If I had to pick three main growth topics in CPG today, they would be flat growth in the developed markets and the move to capture emerging market growth; delivering new levels of efficacy within existing brands; and juggling volume-seeking vs price seeking investment within markets whose consumers are cautious in their spending today. On emerging markets, for example, consider that their middle classes will account for more than 30 per cent of global private consumer goods consumption by 2015.

The consumer market is fast moving and there are always a lot of trends to deal with, more so than in other markets. The skill is identifying the really important trends from the ‘noise’.

So, how could you help a consumer products company address flat growth in a specific category or geographic market?

We create programmes that deliver highly differentiated products and product-service bundles. Differentiation can be delivered by a step change in product efficacy, outstanding user-centric design (delivering high value experiences) or dramatic cost reduction.

We get involved in projects across the development lifecycle. At the front end, we pick up with our clients at the market research phase. Our strength at this stage is in translating consumer research into cues that are articulate and relevant to a technologist or a designer.

Then we are into a chain of events that perhaps takes us through technology scouting, concept design and visualisation, technology invention, engineering, product prototyping and transfer to manufacture. It’s a very integrated act – we have manufacturing engineers sitting alongside PhD scientists and ethnographers – rare in a company of our size.

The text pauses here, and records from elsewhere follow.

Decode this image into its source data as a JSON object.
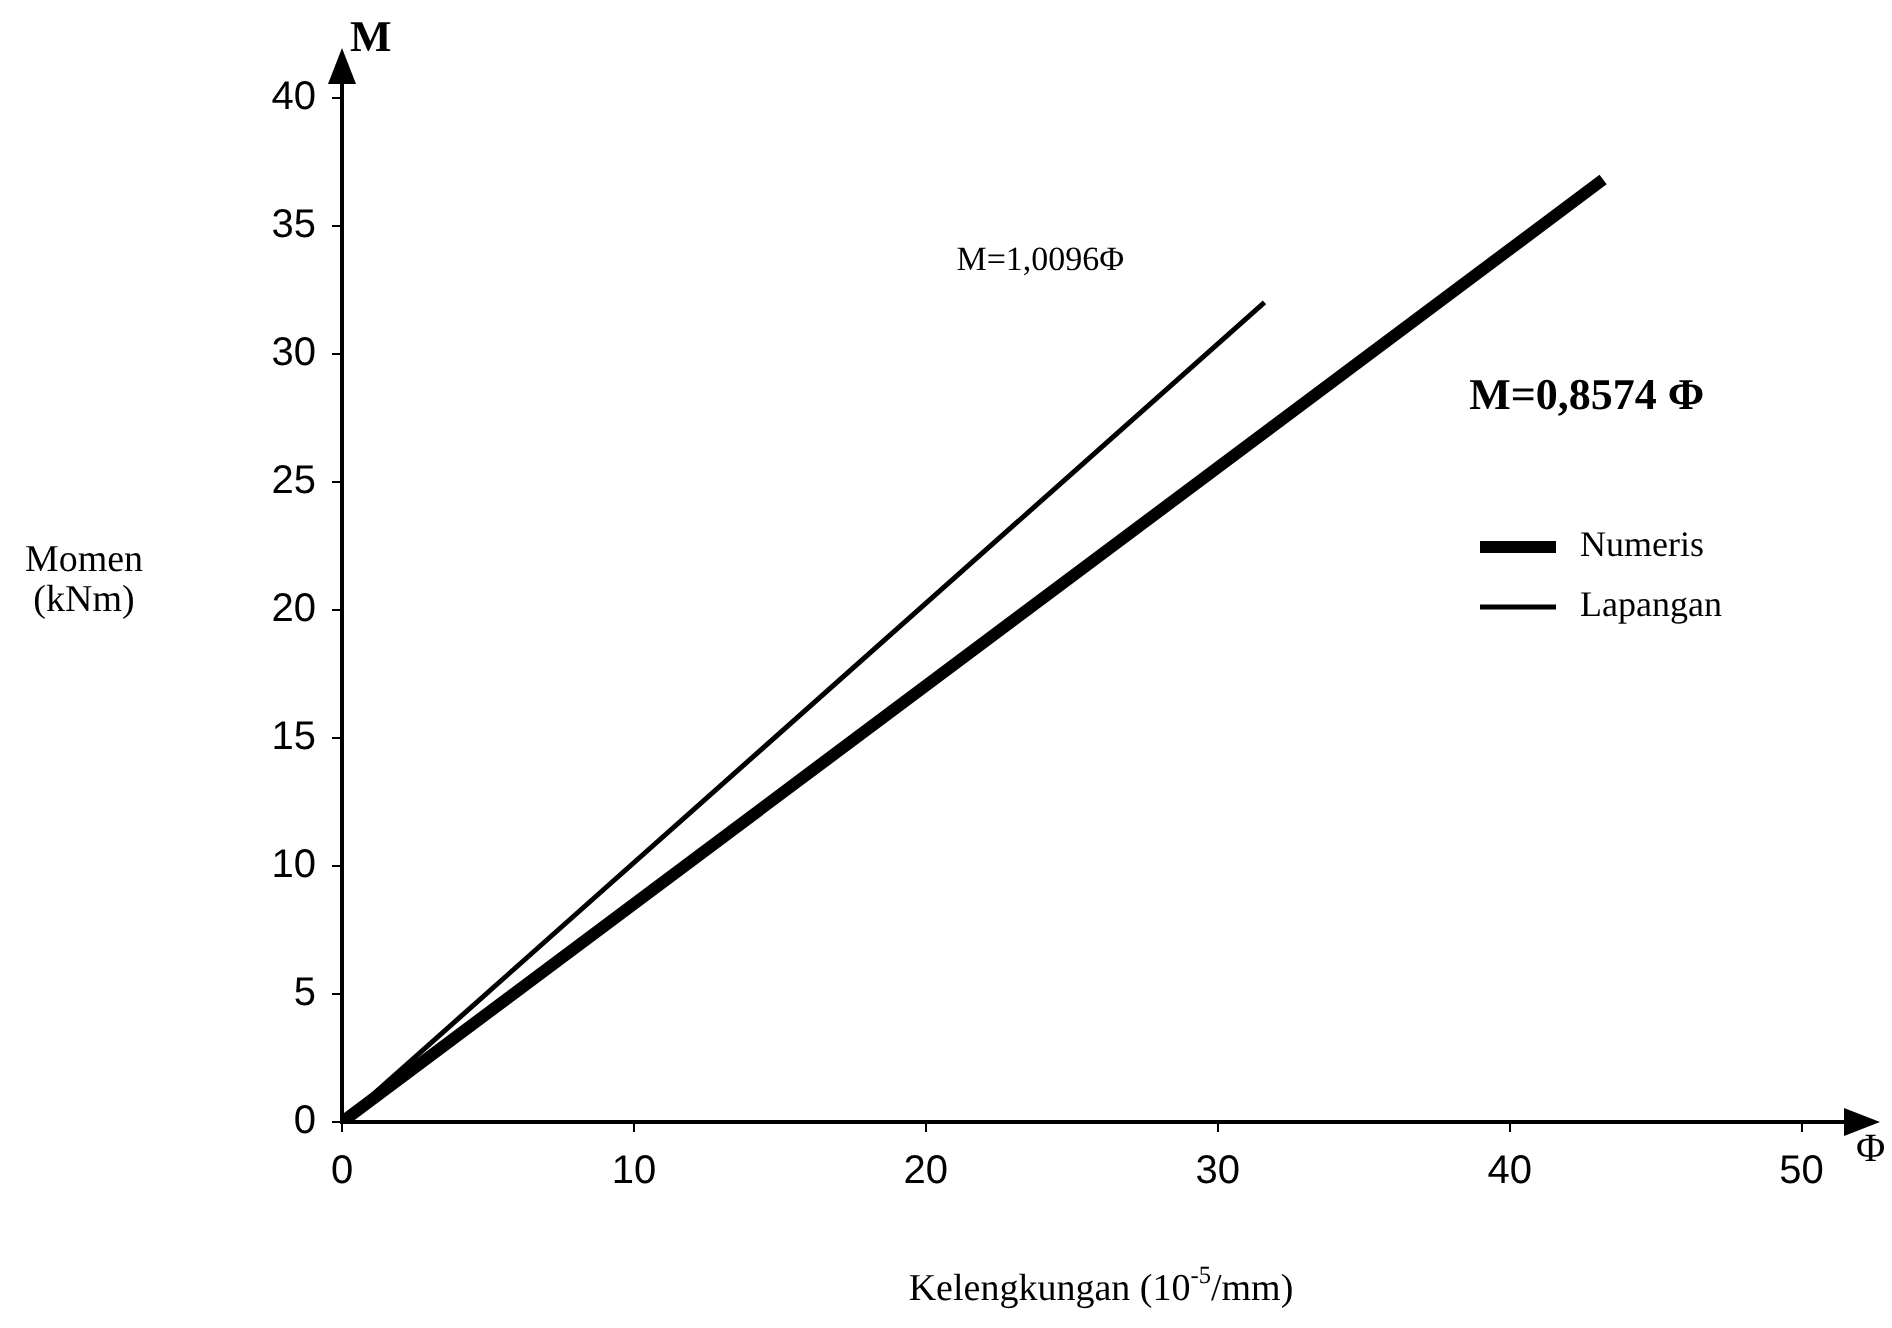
{
  "chart_data": {
    "type": "line",
    "xlabel": "Kelengkungan (10$^{-5}$/mm)",
    "ylabel": "Momen (kNm)",
    "series": [
      {
        "name": "Numeris",
        "color": "#000000",
        "x": [
          0,
          43.2
        ],
        "values": [
          0,
          36.8
        ]
      },
      {
        "name": "Lapangan",
        "color": "#000000",
        "x": [
          0,
          31.6
        ],
        "values": [
          0,
          32.0
        ]
      }
    ],
    "xlim": [
      0,
      52
    ],
    "xticks": [
      0,
      10,
      20,
      30,
      40,
      50
    ],
    "ylim": [
      0,
      41
    ],
    "yticks": [
      0,
      5,
      10,
      15,
      20,
      25,
      30,
      35,
      40
    ],
    "annotations": [
      "M=1,0096Φ",
      "M=0,8574 Φ",
      "M",
      "Φ"
    ],
    "grid": false,
    "legend": "right",
    "marker": "none",
    "line_style": "solid"
  }
}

I think the magic ingredients for getting a breakthrough product to market are an inspired understanding of a market, the ability to use advanced science and technology to deliver on a consumer need and making sure that usability and design decisions lead rather than follow any technology decision. Good innovation programmes show a balance between creativity and pragmatism.

What are the three core strengths of the consumer team?

Deep and multidisciplinary science; award winning user-led design; and an expectation to deliver strong content over and above process.

And finally… what keeps you awake at night?

We’ve just bought a 350 year old cottage near Cambridge. It needs refurbishing and renovating. I worry about my DIY skills.